“No existe un escándalo mayor que el homicidio calculado de una vida humana inocente”. Eso declara la cubierta interior del libro de John MacArthur, El Homicidio de Jesús, y eso introduce una investigación de la farsa judicial más ruin y parcial que jamás se haya perpetrado a un ser humano—el proceso de Jesucristo.
El propósito singular de este artículo es mostrar que incluso el observador casual del siglo XXI puede determinar que el proceso de Jesús fue ilegal, y que se debió haber descartado el veredicto en concordancia.
Primero, considere el hecho que se verificó que varios de los testigos que se presentaron en el tribunal fueron falsos. Marcos declaró que “muchos decían falso testimonio contra él [Jesús], mas sus testimonios no concordaban” (14:56). En Deuteronomio 19:16-19, Dios señaló claramente lo que se debía hacer si se comprobaba que el testimonio de un testigo era inventado.
Cuando se levantare testigo falso contra alguno, para testificar contra él, entonces los dos litigantes se presentarán delante de Jehová, y delante de los sacerdotes y de los jueces que hubiere en aquellos días. Y los jueces inquirirán bien; y si aquel testigo resultare falso, y hubiere acusado falsamente a su hermano, entonces haréis a él como él pensó hacer a su hermano; y quitarás el mal de en medio de ti.
No obstante, es evidente que no se investigó para averiguar la naturaleza de los reportes de los testigos. Ni tampoco se impuso algún castigo por su desobediencia al noveno mandamiento encontrado en Éxodo 20:16: “No hablarás contra tu prójimo falso testimonio”.
Segundo, considere el hecho que Jesús incluso no fue sentenciado sobre la base del testimonio de algún testigo. En cambio, el sumo sacerdote obligó al acusado a testificar en contra de Sí mismo (Mateo 26:63). Moisés prohibió explícitamente este curso de acción: “Por dicho de dos o de tres testigos morirá el que hubiere de morir; no morirá por el dicho de un solo testigo” (Deuteronomio 17:6).
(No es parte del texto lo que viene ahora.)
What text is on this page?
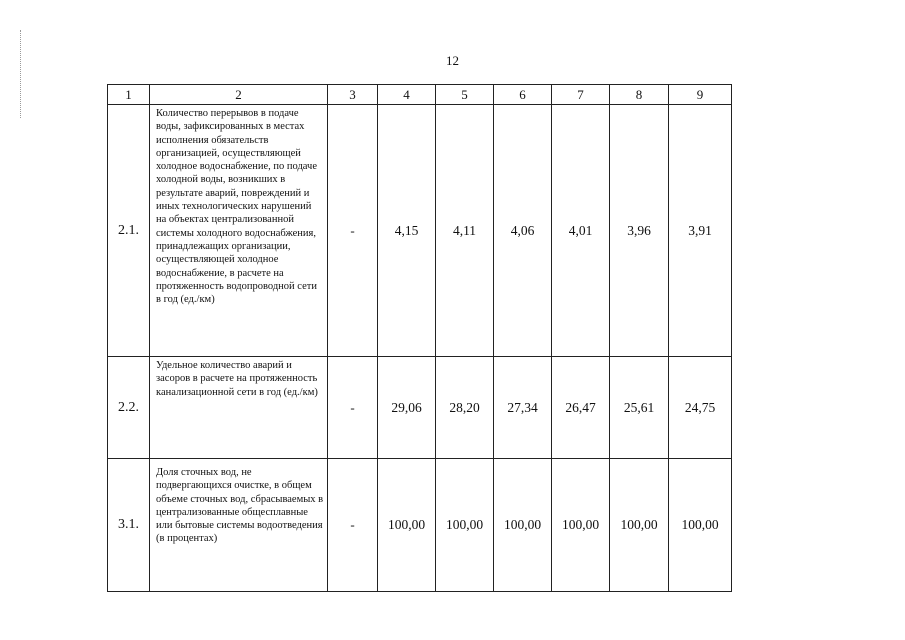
12
1	2	3	4	5	6	7	8	9
2.1.	Количество перерывов в подаче воды, зафиксированных в местах исполнения обязательств организацией, осуществляющей холодное водоснабжение, по подаче холодной воды, возникших в результате аварий, повреждений и иных технологических нарушений на объектах централизованной системы холодного водоснабжения, принадлежащих организации, осуществляющей холодное водоснабжение, в расчете на протяженность водопроводной сети в год (ед./км)	-	4,15	4,11	4,06	4,01	3,96	3,91
2.2.	Удельное количество аварий и засоров в расчете на протяженность канализационной сети в год (ед./км)	-	29,06	28,20	27,34	26,47	25,61	24,75
3.1.	Доля сточных вод, не подвергающихся очистке, в общем объеме сточных вод, сбрасываемых в централизованные общесплавные или бытовые системы водоотведения (в процентах)	-	100,00	100,00	100,00	100,00	100,00	100,00
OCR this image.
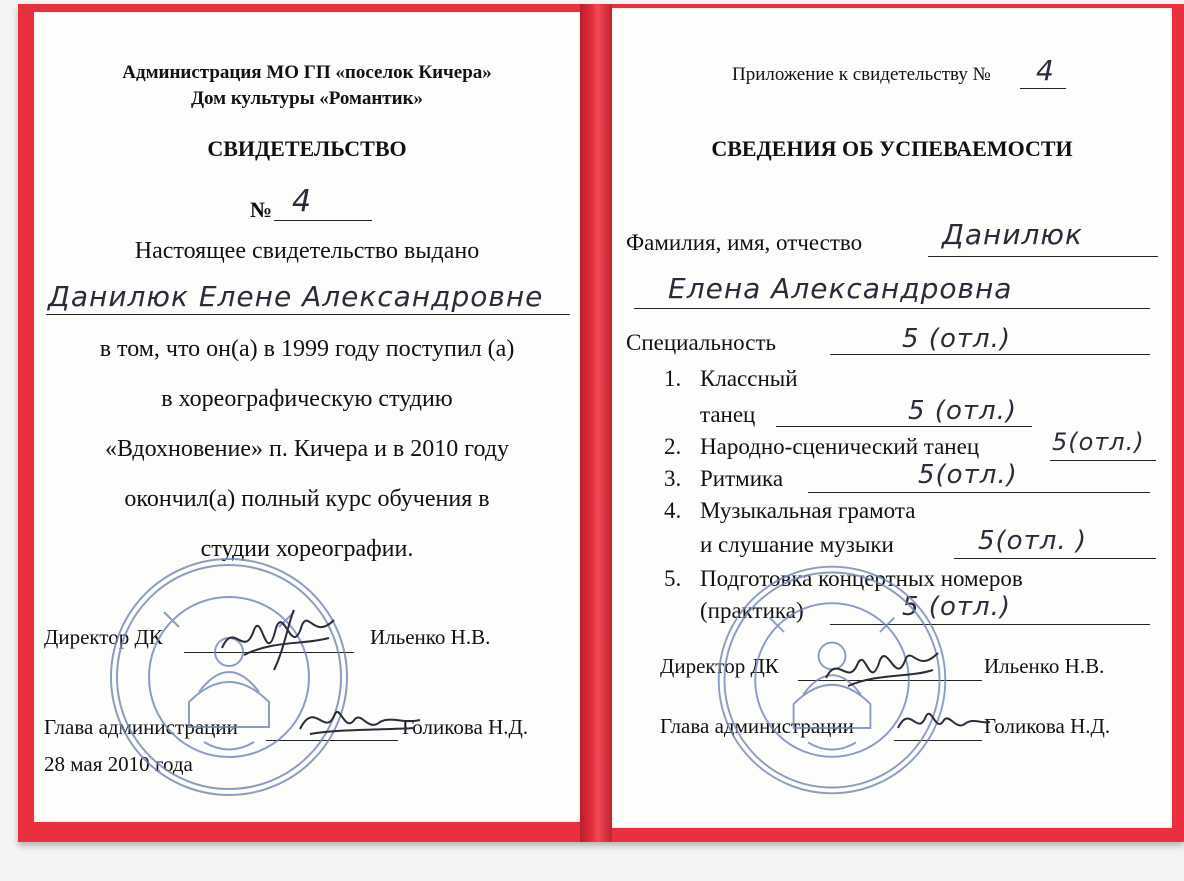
Администрация МО ГП «поселок Кичера»
Дом культуры «Романтик»
СВИДЕТЕЛЬСТВО
№ 4
Настоящее свидетельство выдано
Данилюк Елене Александровне
в том, что он(а) в 1999 году поступил (а)
в хореографическую студию
«Вдохновение» п. Кичера и в 2010 году
окончил(а) полный курс обучения в
студии хореографии.
Директор ДК	Ильенко Н.В.
Глава администрации	Голикова Н.Д.
28 мая 2010 года
Приложение к свидетельству № 4
СВЕДЕНИЯ ОБ УСПЕВАЕМОСТИ
Фамилия, имя, отчество	Данилюк
Елена Александровна
Специальность	5 (отл.)
1. Классный
танец	5 (отл.)
2. Народно-сценический танец	5(отл.)
3. Ритмика	5(отл.)
4. Музыкальная грамота
и слушание музыки	5(отл. )
5. Подготовка концертных номеров
(практика)	5 (отл.)
Директор ДК	Ильенко Н.В.
Глава администрации	Голикова Н.Д.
Después de la admisión de Jesús que Él era el Hijo de Dios, el sumo sacerdote cometió otro acto ilícito. El relato de Mateo detalla que “el sumo sacerdote rasgó sus vestiduras, diciendo: ¡Ha blasfemado! ¿Qué más necesidad tenemos de testigos?” (26:65). Sin embargo, Levítico 21:10 prohibía que el sumo sacerdote rasgara sus ropas: “Y el sumo sacerdote entre sus hermanos, sobre cuya cabeza fue derramado el aceite de la unción, y que fue consagrado para llevar las vestiduras, no descubrirá su cabeza, ni rasgará sus vestidos”. El texto en Levítico incluso dice que el sumo sacerdote no podía rasgar sus ropas en duelo por su padre o madre. Caifás debió haber sido censurado, y se debió haber abandonado el proceso ilegal en contra de Jesús.
La triste realidad es que a ninguno en la corte le importaba si el proceso era legal o no, e incluso si a alguno le importaba, no tenía el valor de ponerse en pie por la verdad. Jesús fue entregado por un traidor, sentenciado por jueces impíos e inmorales, y muerto a causa de acusaciones falsas. Su muerte continúa siendo un recordatorio que “todo lo que se necesita para que el mal triunfe, es que los hombres buenos no hagan nada”. Tomemos la resolución de nunca ser parte en la injusticia, sea activamente o pasivamente. También tomemos la resolución de ponernos en pie al lado de Jesús para defenderle de la generación impía y perversa hasta que Él regrese.